Do you know??
Another word for a plagiarist is a ‘brain-sucker’; the word’s first recorded appearance in print (in 1781) was in reference to booksellers.
By the way, one of the most interesting fact about book instead giving knowledge is EXPERIENCE !
Who said we only get the experience through what we faced? It was not at all. Despite of tour, hardship and sort of all the other things, we also learn through experience via BOOKs.
Find a suitable books according your emotion and mood ! |
Books are the great cure for certain people. They said that books are the best therapist. Who we are to judge on these people by saying them wrong?
There is an analogy, why some people can cry while reading a novel?
who ever cry over this novel?? |
It is just a book with all those long word and sentences.
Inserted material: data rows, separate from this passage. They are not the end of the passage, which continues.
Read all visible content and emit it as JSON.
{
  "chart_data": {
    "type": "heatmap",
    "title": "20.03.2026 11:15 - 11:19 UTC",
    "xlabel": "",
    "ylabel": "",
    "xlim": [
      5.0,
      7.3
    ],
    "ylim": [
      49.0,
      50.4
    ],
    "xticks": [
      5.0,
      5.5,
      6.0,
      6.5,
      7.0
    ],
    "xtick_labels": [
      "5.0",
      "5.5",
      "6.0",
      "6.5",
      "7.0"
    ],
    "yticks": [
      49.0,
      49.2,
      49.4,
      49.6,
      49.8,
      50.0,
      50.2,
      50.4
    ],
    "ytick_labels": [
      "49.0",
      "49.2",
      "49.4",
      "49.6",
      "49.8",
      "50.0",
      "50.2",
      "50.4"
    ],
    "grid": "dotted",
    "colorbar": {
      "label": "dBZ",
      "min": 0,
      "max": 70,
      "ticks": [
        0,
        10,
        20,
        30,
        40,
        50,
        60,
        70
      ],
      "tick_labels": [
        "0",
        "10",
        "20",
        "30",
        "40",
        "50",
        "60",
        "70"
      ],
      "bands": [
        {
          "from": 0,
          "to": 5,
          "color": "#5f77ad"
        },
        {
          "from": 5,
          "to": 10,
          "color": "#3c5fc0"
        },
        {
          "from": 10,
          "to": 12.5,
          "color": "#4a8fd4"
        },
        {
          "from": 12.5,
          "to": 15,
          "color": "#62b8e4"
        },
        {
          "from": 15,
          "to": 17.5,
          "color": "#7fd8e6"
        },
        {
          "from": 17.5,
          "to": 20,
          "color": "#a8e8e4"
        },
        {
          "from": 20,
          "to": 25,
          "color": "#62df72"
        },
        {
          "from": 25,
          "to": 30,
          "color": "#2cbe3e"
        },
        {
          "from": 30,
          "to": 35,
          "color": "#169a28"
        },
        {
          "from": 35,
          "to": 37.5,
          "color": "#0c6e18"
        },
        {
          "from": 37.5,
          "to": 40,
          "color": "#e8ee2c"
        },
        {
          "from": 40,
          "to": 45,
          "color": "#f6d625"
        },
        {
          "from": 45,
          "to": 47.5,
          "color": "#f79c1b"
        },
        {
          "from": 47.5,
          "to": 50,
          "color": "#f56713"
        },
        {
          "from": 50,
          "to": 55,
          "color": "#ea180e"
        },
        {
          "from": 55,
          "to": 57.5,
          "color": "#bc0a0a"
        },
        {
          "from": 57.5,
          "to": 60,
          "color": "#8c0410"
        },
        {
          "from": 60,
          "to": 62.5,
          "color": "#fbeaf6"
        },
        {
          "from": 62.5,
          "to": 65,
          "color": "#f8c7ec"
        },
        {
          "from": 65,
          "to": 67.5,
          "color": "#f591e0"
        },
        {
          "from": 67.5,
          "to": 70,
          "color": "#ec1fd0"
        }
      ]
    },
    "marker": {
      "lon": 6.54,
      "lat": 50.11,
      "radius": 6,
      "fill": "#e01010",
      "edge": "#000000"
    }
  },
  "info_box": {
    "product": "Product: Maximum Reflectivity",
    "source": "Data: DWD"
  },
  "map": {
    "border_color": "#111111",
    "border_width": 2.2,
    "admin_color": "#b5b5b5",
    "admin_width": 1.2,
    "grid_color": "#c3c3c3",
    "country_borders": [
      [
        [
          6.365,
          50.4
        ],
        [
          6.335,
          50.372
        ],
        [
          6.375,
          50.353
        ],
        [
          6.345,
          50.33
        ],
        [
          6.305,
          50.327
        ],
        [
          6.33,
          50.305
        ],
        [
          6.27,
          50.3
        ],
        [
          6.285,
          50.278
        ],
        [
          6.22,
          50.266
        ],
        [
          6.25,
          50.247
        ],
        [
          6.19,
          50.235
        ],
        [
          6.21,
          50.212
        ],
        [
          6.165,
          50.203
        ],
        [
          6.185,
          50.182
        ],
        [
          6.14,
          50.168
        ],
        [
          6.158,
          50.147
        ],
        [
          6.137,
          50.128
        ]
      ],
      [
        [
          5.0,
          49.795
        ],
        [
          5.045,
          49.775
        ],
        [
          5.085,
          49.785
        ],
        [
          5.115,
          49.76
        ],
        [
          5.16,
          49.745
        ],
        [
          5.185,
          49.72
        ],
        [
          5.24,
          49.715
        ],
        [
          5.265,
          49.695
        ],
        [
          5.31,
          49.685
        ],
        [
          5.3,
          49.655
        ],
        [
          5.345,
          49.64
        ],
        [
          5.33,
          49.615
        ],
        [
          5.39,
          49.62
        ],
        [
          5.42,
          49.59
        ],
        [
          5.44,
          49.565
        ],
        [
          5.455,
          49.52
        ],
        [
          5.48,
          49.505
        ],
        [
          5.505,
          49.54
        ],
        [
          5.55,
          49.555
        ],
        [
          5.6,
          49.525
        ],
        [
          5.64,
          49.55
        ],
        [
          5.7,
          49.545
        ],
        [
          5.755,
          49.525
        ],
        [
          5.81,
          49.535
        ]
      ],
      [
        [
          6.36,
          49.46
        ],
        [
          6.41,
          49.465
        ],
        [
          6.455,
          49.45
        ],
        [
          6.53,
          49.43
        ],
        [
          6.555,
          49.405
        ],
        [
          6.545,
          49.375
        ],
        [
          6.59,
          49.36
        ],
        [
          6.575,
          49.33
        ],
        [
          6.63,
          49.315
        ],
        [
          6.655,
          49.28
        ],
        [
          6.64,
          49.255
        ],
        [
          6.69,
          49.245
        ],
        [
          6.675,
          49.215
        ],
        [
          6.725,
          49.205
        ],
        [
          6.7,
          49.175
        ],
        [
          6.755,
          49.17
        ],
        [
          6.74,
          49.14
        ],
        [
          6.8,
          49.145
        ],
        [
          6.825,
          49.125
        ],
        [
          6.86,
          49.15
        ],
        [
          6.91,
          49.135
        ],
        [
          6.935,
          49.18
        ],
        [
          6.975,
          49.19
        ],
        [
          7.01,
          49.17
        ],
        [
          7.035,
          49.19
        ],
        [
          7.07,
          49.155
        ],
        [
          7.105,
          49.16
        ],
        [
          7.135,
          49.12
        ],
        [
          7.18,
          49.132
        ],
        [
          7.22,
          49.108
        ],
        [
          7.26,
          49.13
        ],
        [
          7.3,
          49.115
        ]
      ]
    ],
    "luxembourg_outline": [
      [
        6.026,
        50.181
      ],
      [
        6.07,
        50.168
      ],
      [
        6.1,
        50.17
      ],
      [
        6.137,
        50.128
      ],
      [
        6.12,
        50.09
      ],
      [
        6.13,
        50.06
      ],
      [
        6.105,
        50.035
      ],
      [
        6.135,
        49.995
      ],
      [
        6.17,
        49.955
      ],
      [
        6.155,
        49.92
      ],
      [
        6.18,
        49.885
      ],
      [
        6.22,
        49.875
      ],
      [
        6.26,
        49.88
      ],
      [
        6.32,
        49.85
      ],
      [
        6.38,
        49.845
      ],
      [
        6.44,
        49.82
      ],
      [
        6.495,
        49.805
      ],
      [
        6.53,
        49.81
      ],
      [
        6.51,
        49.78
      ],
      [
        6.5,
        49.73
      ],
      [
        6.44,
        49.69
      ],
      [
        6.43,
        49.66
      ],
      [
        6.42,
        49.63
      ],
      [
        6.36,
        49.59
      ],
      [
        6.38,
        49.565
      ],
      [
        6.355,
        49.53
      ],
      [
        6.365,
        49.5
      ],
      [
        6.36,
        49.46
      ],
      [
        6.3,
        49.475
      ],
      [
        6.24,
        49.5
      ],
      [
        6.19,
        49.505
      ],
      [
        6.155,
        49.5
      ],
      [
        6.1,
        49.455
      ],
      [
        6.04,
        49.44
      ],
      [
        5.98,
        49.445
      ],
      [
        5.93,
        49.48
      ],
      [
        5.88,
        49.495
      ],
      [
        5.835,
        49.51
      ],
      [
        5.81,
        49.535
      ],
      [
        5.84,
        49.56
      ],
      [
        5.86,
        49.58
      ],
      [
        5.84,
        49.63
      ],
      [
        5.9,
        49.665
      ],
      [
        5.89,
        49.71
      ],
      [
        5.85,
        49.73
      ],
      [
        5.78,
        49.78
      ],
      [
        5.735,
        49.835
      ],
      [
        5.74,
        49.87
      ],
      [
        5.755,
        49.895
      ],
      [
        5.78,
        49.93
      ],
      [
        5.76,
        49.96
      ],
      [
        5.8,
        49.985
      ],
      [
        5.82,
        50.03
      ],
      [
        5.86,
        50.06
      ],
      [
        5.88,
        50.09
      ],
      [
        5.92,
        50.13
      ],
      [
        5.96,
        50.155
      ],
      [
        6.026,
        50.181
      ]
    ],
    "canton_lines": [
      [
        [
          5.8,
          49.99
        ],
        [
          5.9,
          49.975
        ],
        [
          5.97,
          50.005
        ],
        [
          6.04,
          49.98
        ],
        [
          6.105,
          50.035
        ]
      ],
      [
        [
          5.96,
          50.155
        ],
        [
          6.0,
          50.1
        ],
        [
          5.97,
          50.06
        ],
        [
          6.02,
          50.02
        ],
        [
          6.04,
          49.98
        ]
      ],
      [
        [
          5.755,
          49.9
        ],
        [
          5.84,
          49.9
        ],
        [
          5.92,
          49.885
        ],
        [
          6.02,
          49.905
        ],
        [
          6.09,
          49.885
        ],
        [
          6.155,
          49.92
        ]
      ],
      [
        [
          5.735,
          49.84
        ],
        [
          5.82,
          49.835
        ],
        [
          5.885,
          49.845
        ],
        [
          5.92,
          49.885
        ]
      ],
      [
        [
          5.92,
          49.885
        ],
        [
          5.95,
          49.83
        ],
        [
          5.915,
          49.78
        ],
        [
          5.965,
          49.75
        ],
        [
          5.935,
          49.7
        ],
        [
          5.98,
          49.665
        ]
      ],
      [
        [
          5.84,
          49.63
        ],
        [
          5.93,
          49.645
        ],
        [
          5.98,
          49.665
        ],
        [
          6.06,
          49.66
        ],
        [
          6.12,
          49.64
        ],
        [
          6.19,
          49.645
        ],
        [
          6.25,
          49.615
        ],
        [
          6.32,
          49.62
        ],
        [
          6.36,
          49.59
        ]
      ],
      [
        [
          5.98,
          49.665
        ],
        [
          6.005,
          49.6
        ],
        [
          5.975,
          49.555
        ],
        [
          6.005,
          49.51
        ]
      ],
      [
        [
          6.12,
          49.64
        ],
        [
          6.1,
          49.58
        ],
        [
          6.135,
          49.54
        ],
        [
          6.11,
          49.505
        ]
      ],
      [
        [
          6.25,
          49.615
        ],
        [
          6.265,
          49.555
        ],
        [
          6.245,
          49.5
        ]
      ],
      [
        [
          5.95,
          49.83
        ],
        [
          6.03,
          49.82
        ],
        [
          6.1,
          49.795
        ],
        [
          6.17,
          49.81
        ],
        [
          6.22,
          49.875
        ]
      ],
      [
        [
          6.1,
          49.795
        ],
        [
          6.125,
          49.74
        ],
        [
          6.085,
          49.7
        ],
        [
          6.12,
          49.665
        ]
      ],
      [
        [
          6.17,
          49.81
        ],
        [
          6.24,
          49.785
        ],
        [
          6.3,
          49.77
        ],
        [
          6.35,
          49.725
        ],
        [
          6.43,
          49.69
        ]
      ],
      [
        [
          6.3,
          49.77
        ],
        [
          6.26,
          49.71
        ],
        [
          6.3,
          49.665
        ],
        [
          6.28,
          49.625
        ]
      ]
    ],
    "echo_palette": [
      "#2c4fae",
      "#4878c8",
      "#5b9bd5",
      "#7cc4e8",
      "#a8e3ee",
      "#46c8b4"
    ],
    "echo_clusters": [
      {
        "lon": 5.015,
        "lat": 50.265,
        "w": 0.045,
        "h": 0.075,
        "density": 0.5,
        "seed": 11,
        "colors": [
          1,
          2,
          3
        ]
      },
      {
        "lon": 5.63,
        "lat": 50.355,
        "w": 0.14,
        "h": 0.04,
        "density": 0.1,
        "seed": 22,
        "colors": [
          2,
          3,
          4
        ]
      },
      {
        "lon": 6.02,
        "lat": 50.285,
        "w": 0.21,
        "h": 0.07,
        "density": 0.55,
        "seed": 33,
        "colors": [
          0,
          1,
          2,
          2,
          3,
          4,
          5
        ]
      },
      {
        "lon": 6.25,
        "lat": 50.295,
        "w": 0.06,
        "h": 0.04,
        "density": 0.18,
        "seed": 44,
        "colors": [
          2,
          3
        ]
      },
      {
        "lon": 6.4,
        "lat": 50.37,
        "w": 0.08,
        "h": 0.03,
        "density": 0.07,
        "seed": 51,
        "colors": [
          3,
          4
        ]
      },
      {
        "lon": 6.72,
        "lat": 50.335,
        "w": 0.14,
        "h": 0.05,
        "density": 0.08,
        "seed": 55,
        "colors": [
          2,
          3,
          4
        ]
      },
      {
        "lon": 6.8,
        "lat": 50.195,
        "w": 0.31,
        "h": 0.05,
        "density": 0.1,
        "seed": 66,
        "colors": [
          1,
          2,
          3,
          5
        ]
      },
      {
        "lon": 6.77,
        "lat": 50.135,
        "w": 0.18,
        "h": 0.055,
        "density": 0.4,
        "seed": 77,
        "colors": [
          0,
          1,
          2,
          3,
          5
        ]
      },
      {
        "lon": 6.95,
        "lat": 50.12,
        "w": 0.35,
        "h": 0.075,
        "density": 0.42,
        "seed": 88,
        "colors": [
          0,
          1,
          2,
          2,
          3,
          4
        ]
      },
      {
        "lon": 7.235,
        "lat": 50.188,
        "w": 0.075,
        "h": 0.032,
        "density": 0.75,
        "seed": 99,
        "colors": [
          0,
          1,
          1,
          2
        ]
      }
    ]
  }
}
Also with same plot as the other book sometimes. But why people can cry and angry while reading over one non-living thing (book).
Ask you brain!! Ask your heart!! Keep thinking and you will find out...
Before that, there are 'ilmus' that we wanna share to all of you.. Some rare words..:
UHTCEARE: This highly useful word means ‘lying awake before dawn worrying’. It appears in the Anglo-Saxon poem ‘The Wife’s Lament’, and has recently become more widely known thanks to Mark Forsyth, who includes it in his book The Horologicon.
QUAKE-BUTTOCK: This is another term for a coward, and appears in the plays of seventeenth-century playwrights Beaumont and Fletcher. We reckon it should be revived.
ACCISMUS: A very handy way of referring to ‘the pretended refusal of something one keenly desires’. It dates from 1565, showing that manners have been much the same for the last four or five centuries.
METANOIA: This is the act or process of changing your mind; the word first appeared in English in a 1577 book on rhetoric and style.
QUIDNUNC: A useful word for a gossip, or nosy person. It comes from the Latin for ‘what now?’ because such a person is always trying to find out what the latest news is on something.
THRASONICAL: Next time someone’s being rather boastful in your presence (whether a ‘humble brag’ or otherwise) why not remark on how ‘thrasonical’ they’ve been. They may well think you’re paying them a compliment, but in reality you’re observing just how bloomin’ big-headed they’re being. The adjective ‘thrasonical’ is derived from Thraso, a braggart soldier who appears in a comedy by the Roman playwright Terence.
CUNCTATION: This word refers to the action of putting something off. The seventeenth-century poet Robert Herrick used it in a poem, but we’d wager it has never been in widespread use. However, it’s a rather nicer way of admitting you’re procrastinating or, if you will, merely being lazy, without admitting too much.
LORTHEW: In the Middle Ages, the word ‘lorthew’ was another name for a teacher, but it’s the derivation which many teachers may find particularly apt. The word comes from two Old English words meaning ‘teacher’ and ‘slave’.